I wanted to add a comment to your beautiful post. K2 is currently 2 going on 3 in April and is still going strong. It was not the easiest thing to do considering the father's side is totally against breastfeeding, never mind post 4 weeks!

It's been a great experience and I feel that if it still works for the both of us then why stop. To me it would be insulting the women who couldn't and wanted to. We have the chance so why not? It's my breasts anyways.

It's going to be one sad day when we wean, but I am planing a weaning party for her.

Donna Jean said...

I have found this very interesting. Thank you everyone for sharing in such a caring manner. I had difficulties breastfeeding and cried when my son went on a "nursing strike." I really appreciate the thoughtful comments here and the respect shown toward mothers who did not breastfeed past a certain point. I will make sure I return the respect and support to mothers nursing older children. Best wishes to you all.

Suse said...

Just to be a little tongue in cheek, as someone who breastfeeds a very active twenty-six month old boy I can sometimes understand why it's called extended feeding - because of the way one's nipples extend telescopically when one's child tries to run and climb in all directions at once with a boob in their mouth. ;)

That Freebie Place said...

Suse, you are my favorite person at this moment, lol!!!

That had me rolling AND relating!

Suse said...

Aw shucks - I'm blushing now. Thanks!

I'm loving your blog btw - and your header image is a mastery of photoshop. Utterly gorgeous (sorry, the designer in me jumps out of its box at the most inopportune times).

Anji Sandage said...

And you still would not/do not HAVE to watch her "chug down that foul, over-processed milk meant to nourish an animal that needed a lot of quick bodily growth, and not a lot of brain growth: the exact opposite of what a human child needs." Even a baby calf would die if fed that stuff from your grocery shelf. Read "Nourishing Traditions" by Sally Fallon and Check out the Weston A. Price Foundation

That Freebie Place said...

Anji-

Well, in the 2nd year, milk still needs to make up a large portion of the diet.
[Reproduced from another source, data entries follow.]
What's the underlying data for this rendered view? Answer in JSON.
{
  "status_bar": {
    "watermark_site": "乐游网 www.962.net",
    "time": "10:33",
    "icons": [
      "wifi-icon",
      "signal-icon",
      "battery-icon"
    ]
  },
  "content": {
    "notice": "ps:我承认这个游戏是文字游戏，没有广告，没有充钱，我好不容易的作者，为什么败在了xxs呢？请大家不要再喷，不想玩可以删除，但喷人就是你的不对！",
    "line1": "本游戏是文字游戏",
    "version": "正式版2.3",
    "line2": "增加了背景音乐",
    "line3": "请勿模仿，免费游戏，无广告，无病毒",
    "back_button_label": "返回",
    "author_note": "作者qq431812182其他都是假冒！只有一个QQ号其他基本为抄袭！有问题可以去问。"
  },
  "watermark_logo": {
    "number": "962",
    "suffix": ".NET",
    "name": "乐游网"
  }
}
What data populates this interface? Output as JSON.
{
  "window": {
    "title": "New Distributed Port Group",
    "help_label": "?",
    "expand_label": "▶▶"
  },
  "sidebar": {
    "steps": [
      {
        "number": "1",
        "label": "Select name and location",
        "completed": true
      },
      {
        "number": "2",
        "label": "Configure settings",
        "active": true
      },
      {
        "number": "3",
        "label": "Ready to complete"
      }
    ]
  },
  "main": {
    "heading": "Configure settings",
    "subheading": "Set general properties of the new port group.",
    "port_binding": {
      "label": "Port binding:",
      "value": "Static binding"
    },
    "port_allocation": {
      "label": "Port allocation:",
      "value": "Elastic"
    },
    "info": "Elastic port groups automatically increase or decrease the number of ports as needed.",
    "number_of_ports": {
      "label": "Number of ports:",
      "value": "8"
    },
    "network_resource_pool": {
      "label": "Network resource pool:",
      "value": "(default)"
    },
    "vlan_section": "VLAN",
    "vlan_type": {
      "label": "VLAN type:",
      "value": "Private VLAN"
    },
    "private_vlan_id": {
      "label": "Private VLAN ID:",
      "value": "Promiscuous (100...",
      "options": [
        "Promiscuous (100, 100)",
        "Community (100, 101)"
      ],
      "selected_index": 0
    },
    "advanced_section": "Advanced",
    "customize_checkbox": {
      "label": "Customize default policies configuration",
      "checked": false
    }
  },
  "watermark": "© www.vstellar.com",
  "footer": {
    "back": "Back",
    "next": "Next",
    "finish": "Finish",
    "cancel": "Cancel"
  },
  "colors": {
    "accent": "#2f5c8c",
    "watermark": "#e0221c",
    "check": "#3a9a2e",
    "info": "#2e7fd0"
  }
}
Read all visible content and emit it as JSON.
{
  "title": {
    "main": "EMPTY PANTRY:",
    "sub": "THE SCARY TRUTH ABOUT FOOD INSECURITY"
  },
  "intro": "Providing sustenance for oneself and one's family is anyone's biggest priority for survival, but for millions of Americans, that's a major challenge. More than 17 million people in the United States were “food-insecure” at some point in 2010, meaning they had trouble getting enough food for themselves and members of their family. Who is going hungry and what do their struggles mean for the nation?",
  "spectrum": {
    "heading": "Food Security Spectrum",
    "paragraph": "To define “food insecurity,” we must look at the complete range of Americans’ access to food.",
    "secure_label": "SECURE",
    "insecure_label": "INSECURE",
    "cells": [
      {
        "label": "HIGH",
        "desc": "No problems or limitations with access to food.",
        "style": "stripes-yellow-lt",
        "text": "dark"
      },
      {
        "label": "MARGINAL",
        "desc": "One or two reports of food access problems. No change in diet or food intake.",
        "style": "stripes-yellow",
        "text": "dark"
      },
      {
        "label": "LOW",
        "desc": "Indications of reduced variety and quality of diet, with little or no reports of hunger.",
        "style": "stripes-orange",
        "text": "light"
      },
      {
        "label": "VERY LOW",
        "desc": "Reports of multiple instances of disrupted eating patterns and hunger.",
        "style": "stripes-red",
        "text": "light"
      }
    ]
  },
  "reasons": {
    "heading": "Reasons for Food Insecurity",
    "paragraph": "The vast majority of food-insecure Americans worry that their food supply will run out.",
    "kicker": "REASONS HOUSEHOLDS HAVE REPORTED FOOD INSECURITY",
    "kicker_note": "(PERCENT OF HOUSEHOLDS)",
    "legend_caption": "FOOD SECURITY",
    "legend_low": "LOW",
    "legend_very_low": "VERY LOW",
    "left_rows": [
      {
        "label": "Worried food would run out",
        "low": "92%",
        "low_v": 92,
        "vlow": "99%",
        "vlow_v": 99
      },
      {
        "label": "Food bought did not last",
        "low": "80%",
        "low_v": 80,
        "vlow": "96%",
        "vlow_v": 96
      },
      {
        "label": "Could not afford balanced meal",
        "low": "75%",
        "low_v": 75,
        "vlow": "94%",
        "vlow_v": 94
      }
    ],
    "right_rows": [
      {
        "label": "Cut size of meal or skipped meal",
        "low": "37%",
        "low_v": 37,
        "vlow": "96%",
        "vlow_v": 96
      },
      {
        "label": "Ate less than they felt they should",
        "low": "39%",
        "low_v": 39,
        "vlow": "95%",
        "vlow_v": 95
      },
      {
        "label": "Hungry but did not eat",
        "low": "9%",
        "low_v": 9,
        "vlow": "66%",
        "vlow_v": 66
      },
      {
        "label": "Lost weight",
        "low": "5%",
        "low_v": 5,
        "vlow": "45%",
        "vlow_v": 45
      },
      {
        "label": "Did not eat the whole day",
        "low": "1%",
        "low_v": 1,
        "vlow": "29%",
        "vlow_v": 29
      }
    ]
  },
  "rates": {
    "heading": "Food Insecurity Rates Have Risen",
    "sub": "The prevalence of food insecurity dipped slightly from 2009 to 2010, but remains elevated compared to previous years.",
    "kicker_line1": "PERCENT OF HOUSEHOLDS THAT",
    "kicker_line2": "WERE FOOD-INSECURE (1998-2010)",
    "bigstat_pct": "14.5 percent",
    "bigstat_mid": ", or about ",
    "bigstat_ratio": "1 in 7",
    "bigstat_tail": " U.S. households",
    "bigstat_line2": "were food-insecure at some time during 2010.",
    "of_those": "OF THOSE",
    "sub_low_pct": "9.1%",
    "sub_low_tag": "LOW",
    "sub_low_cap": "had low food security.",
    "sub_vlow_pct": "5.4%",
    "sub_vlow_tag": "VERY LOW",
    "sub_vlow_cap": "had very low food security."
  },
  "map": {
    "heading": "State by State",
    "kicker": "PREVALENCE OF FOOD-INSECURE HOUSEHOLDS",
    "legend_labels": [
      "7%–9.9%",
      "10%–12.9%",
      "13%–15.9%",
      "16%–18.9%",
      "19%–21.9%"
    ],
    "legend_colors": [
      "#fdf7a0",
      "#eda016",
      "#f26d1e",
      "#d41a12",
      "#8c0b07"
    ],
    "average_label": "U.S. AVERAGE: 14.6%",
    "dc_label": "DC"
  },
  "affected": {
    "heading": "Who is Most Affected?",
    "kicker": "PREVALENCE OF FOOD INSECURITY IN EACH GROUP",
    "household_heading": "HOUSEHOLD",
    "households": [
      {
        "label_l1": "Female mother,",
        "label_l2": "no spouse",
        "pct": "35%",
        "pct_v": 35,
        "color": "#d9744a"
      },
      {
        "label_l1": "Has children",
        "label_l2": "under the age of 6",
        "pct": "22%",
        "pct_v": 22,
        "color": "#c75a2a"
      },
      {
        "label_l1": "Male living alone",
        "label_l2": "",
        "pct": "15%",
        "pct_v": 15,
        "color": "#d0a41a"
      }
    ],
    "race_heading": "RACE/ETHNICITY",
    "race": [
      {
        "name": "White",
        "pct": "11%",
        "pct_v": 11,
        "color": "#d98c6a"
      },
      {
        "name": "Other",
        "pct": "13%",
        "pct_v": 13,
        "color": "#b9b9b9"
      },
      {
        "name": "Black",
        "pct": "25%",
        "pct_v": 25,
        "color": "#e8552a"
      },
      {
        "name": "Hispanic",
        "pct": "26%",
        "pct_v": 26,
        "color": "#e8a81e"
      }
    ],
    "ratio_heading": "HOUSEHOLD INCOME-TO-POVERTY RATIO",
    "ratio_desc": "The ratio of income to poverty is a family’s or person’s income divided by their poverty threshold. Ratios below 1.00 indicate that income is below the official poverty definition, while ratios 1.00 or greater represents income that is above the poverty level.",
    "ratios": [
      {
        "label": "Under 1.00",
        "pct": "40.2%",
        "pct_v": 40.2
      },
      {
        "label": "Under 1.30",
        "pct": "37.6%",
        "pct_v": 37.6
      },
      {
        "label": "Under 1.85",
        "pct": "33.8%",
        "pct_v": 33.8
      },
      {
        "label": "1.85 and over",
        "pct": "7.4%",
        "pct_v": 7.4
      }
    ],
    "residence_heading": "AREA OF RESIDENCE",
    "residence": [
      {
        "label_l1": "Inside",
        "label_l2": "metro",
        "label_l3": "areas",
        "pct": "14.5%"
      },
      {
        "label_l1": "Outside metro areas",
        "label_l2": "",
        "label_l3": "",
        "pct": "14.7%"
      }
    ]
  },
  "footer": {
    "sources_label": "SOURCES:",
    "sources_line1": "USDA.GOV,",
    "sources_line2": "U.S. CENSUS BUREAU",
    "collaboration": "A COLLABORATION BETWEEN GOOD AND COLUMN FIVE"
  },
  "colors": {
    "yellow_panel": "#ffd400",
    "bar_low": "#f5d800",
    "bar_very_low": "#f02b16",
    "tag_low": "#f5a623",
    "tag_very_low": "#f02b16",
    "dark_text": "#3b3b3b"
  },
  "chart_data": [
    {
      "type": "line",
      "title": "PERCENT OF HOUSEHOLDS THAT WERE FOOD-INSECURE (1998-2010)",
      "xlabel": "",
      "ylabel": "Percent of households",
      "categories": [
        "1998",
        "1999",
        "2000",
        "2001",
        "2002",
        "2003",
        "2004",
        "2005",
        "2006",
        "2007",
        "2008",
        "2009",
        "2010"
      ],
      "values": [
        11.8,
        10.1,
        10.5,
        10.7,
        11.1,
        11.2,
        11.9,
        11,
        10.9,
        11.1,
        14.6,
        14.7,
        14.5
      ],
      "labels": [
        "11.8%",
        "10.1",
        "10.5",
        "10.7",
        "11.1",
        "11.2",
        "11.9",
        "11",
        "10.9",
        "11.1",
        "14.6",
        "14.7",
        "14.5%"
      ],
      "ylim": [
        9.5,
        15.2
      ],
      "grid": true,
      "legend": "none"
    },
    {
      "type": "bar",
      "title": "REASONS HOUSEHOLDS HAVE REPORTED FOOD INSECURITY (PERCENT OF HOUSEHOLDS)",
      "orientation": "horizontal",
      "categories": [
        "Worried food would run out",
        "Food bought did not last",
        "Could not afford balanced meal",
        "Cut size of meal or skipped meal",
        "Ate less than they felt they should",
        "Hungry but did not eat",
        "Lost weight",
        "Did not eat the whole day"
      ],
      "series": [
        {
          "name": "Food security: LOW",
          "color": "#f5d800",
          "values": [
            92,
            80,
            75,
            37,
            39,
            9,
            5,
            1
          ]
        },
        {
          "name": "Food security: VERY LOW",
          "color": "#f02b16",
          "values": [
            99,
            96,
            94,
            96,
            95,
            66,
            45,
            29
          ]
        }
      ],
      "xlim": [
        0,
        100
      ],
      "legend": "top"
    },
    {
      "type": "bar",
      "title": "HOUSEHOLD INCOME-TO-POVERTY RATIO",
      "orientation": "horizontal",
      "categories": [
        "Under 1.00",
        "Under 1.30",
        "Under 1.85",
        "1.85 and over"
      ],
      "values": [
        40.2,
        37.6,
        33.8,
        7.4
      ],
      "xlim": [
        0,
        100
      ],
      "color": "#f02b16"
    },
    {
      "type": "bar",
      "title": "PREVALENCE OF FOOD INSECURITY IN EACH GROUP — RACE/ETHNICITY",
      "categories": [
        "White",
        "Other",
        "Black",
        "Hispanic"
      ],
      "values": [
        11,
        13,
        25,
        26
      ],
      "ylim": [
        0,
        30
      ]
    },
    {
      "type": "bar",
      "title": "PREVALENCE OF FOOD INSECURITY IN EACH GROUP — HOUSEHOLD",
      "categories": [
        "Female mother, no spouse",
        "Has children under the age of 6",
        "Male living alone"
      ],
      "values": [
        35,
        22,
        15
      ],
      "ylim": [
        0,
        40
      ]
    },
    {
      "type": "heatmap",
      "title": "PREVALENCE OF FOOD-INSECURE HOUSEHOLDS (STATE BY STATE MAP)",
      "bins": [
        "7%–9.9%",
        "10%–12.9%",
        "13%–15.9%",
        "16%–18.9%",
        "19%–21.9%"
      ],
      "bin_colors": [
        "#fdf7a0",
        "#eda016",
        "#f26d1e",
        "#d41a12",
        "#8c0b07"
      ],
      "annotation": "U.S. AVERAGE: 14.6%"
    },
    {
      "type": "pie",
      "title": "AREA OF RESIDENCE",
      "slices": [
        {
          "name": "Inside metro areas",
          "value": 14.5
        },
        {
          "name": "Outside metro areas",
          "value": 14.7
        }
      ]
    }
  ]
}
Without breastmilk, I didn't know what else to give her. All I had at that time was her doctor for "advice". Not really sure what could have been another option that I could have actually afforded, but I do know NOW that I didn't HAVE to do that, which is why I'm still nursing my 2nd child.

Anonymous said...

I love the term 'premature weaning'!
I would also like some other corrections to the baby feeding vernacular:
Breastfeeding should actually just be called 'feeding'. (Breastfeeding is the norm, and doesn't need to labelled).
Anything else should actually be known as "artificial". (Formula, bootle feeding etc have become socially acceptable terms for the artificial ie. powdered cow's milk with preservatives and additives.)
That's not to put down artificial feeding. Just calling a spade a spade.

Anonymous said...

Excellent article! I'm nursing my 21 month old as I type. Recently I had to go to the doctor and his assistant told me that I was late for my mammogram (I'll be 41 next month) and I asked her if breastfeeding interfered with a mammogram and she said she would check. She came back and told me that I needed to wait until 6 months after I weaned. Guess I will be a bit late on that.... My doctor came in and asked me some questions about my issues and then said, "You're still breastfeeding right?" I braced myself for his attack and said yes. Then he asked, "How old is your baby?" I said 20 months old (deep breath) I know it's past the normal time. He interrupted and said, "Don't apologize for nursing your baby. It's the best thing for her and for you. He said that the West Coast is more accepting than folks here on the East Coast. He told me to make sure she is weaned before she goes to college. I left his office feeling so free and encouraged that I didn't have to fight my doctor as I cared for my baby.

I tandem nursed my first and second. I actually weaned my oldest when she turned three and my son when he was 37 months old. I was mostly a private nurser except for a few people who accepted me. Still I'm a private nurser with my third child. Only a few people know. Only my husband and one friend complete accept it the others tolerate my strangeness at doing something that's not necessary. Thanks for the support here.